IKEA’s Solar Blockchain
IKEA has been pretty focused on sustainability for a while now, but they are taking it to a new level with a blockchain-driven way for consumers to generate solar power and trade it directly with other consumers. When I think of what it takes to negotiate that just with the local power company, I have a hard time wrapping my head around how that would work exactly, because it’s not like people have point-to-point energy connections to each other, or face a universal rate card for energy generated in one location vs. another. But points to IKEA for trying.
You have to take something seriously when a VC like Andreessen Horowitz backs it with $61 million in capital, but Dfinity is yet another company example where it’s very difficult to work out exactly how blockchain changes the game, let alone brings anything basic to the equation. In the case of Dfinity, they are using blockchain to tackle cloud computing by offering “a single, infinitely scalable, internet-based computer”. I can’t wait to see how that goes.
In this case, the company Empower is taking on something admirable: trying to save the oceans from plastic waste. Blockchain does play a role by promising to connect non-governmental entities who have budget to startups, entrepreneurs and citizens who have ideas on how to reduce plastic waste in our oceans.
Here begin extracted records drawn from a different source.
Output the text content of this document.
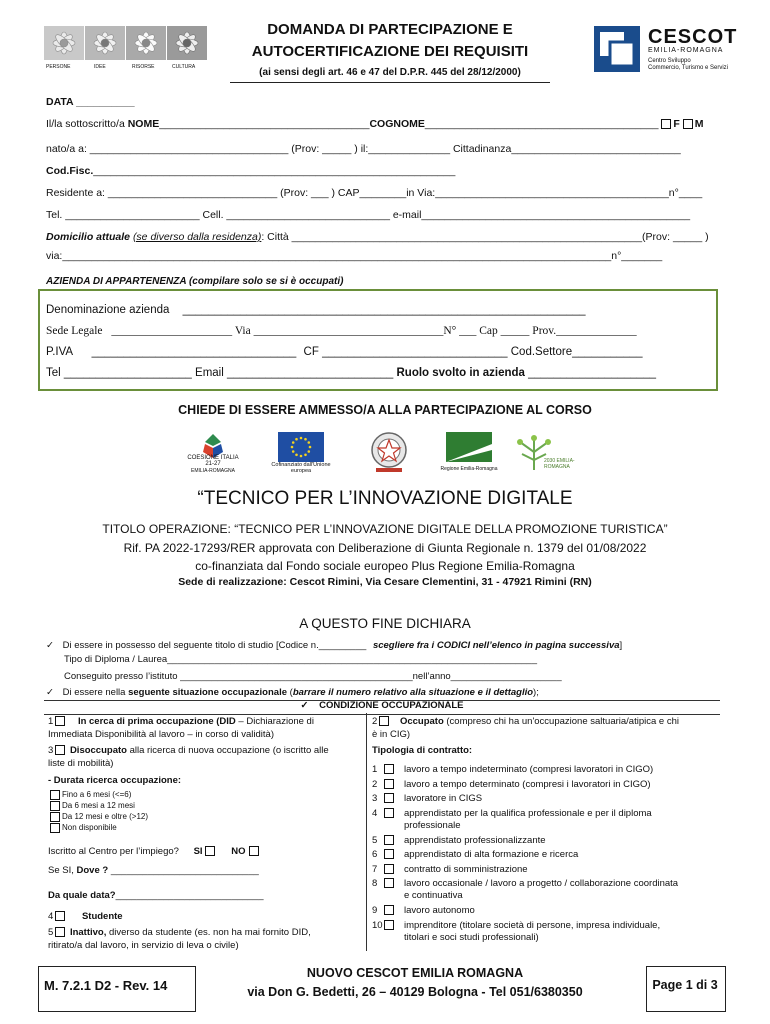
PERSONE	IDEE	RISORSE	CULTURA
DOMANDA DI PARTECIPAZIONE E
AUTOCERTIFICAZIONE DEI REQUISITI
(ai sensi degli art. 46 e 47 del D.P.R. 445 del 28/12/2000)
CESCOT
EMILIA-ROMAGNA
Centro Sviluppo
Commercio, Turismo e Servizi
DATA __________
Il/la sottoscritto/a NOME____________________________________COGNOME________________________________________ F M
nato/a a: __________________________________ (Prov: _____ ) il:______________ Cittadinanza_____________________________
Cod.Fisc.______________________________________________________________
Residente a: _____________________________ (Prov: ___ ) CAP________in Via:________________________________________n°____
Tel. _______________________ Cell. ____________________________ e-mail______________________________________________
Domicilio attuale (se diverso dalla residenza): Città ____________________________________________________________(Prov: _____ )
via:______________________________________________________________________________________________n°_______
AZIENDA DI APPARTENENZA (compilare solo se si è occupati)
Denominazione azienda _______________________________________________________________
Sede Legale _____________________ Via _________________________________N° ___ Cap _____ Prov.______________
P.IVA ________________________________ CF _____________________________ Cod.Settore___________
Tel ____________________ Email __________________________ Ruolo svolto in azienda ____________________
CHIEDE DI ESSERE AMMESSO/A ALLA PARTECIPAZIONE AL CORSO
COESIONE ITALIA 21-27
EMILIA-ROMAGNA
Cofinanziato dall'Unione europea	Regione Emilia-Romagna
2030 EMILIA-ROMAGNA
“TECNICO PER L’INNOVAZIONE DIGITALE
TITOLO OPERAZIONE: “TECNICO PER L’INNOVAZIONE DIGITALE DELLA PROMOZIONE TURISTICA”
Rif. PA 2022-17293/RER approvata con Deliberazione di Giunta Regionale n. 1379 del 01/08/2022
co-finanziata dal Fondo sociale europeo Plus Regione Emilia-Romagna
Sede di realizzazione: Cescot Rimini, Via Cesare Clementini, 31 - 47921 Rimini (RN)
A QUESTO FINE DICHIARA
✓ Di essere in possesso del seguente titolo di studio [Codice n._________ scegliere fra i CODICI nell’elenco in pagina successiva]
Tipo di Diploma / Laurea______________________________________________________________________
Conseguito presso l’istituto ____________________________________________nell’anno_____________________
✓ Di essere nella seguente situazione occupazionale (barrare il numero relativo alla situazione e il dettaglio);
✓ CONDIZIONE OCCUPAZIONALE
1	In cerca di prima occupazione (DID – Dichiarazione di
Immediata Disponibilità al lavoro – in corso di validità)
3 Disoccupato alla ricerca di nuova occupazione (o iscritto alle
liste di mobilità)
- Durata ricerca occupazione:
Fino a 6 mesi (<=6)
Da 6 mesi a 12 mesi
Da 12 mesi e oltre (>12)
Non disponibile
Iscritto al Centro per l’impiego? SI	NO
Se SI, Dove ? ____________________________
Da quale data?____________________________
4	Studente
5 Inattivo, diverso da studente (es. non ha mai fornito DID,
ritirato/a dal lavoro, in servizio di leva o civile)
2 Occupato (compreso chi ha un'occupazione saltuaria/atipica e chi
è in CIG)
Tipologia di contratto:
1	lavoro a tempo indeterminato (compresi lavoratori in CIGO)
2	lavoro a tempo determinato (compresi i lavoratori in CIGO)
3	lavoratore in CIGS
4	apprendistato per la qualifica professionale e per il diploma
professionale
5	apprendistato professionalizzante
6	apprendistato di alta formazione e ricerca
7	contratto di somministrazione
8	lavoro occasionale / lavoro a progetto / collaborazione coordinata
e continuativa
9	lavoro autonomo
10 imprenditore (titolare società di persone, impresa individuale,
titolari e soci studi professionali)
M. 7.2.1 D2 - Rev. 14
NUOVO CESCOT EMILIA ROMAGNA
via Don G. Bedetti, 26 – 40129 Bologna - Tel 051/6380350	Page 1 di 3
It seems simple on the surface, and here I genuinely wish them luck, but there’s still a lot of complexity in these relationships that need to be managed, and I’m not sure that blockchain alone will be enough.
This company, Blockchainga, has set out a bold vision for how blockchain will change the way gamers game. And truly, “company” may be a strong word for this initiative. I’m also definitely fuzzy on the details, but somehow blockchain will make it possible (and desirable – that is a key component) to create open worlds that cross gaming platforms, pay gamers for anything they develop (like digital goods, for example), while ensuring that the gaming worlds stay open and accessible.
And last, but by no means least, there is Plantoid, possibly my favorite example of the weird and wild when it comes to blockchain. Plantoid is an art initiative that is built on smart contracts. The first “plant” which is really an art sculpture made of metal, can interact with people through an app – you pay for the plant to do something, like light up or move. When the plantoid has earned enough money in this way, it puts out a smart contract looking for another artist to design another sculpture – with requirements that it contains this interactive element.
People who have “fed” the plant with cryptocurrency get to vote on what the new design should look like, what the interactive element should be, etc. And then a new plantoid is deployed, and now the two together continue their propagation plans by getting “fed” for their interactive elements until they rack up enough money to fund creating a new one. They are currently up to six.
The Bottom Line
Many of these examples are really proofs of concept, designed to illustrate how blockchain can possibly be used, and may never see the light of day in any real scale. Some are here to make a market and thrive in that way. Either way, the breadth of relative “craziness” of the ideas collected here simply underscore how early the days are in blockchain, and how much the world of the possible has barely been scratched. Look for much more innovation to come.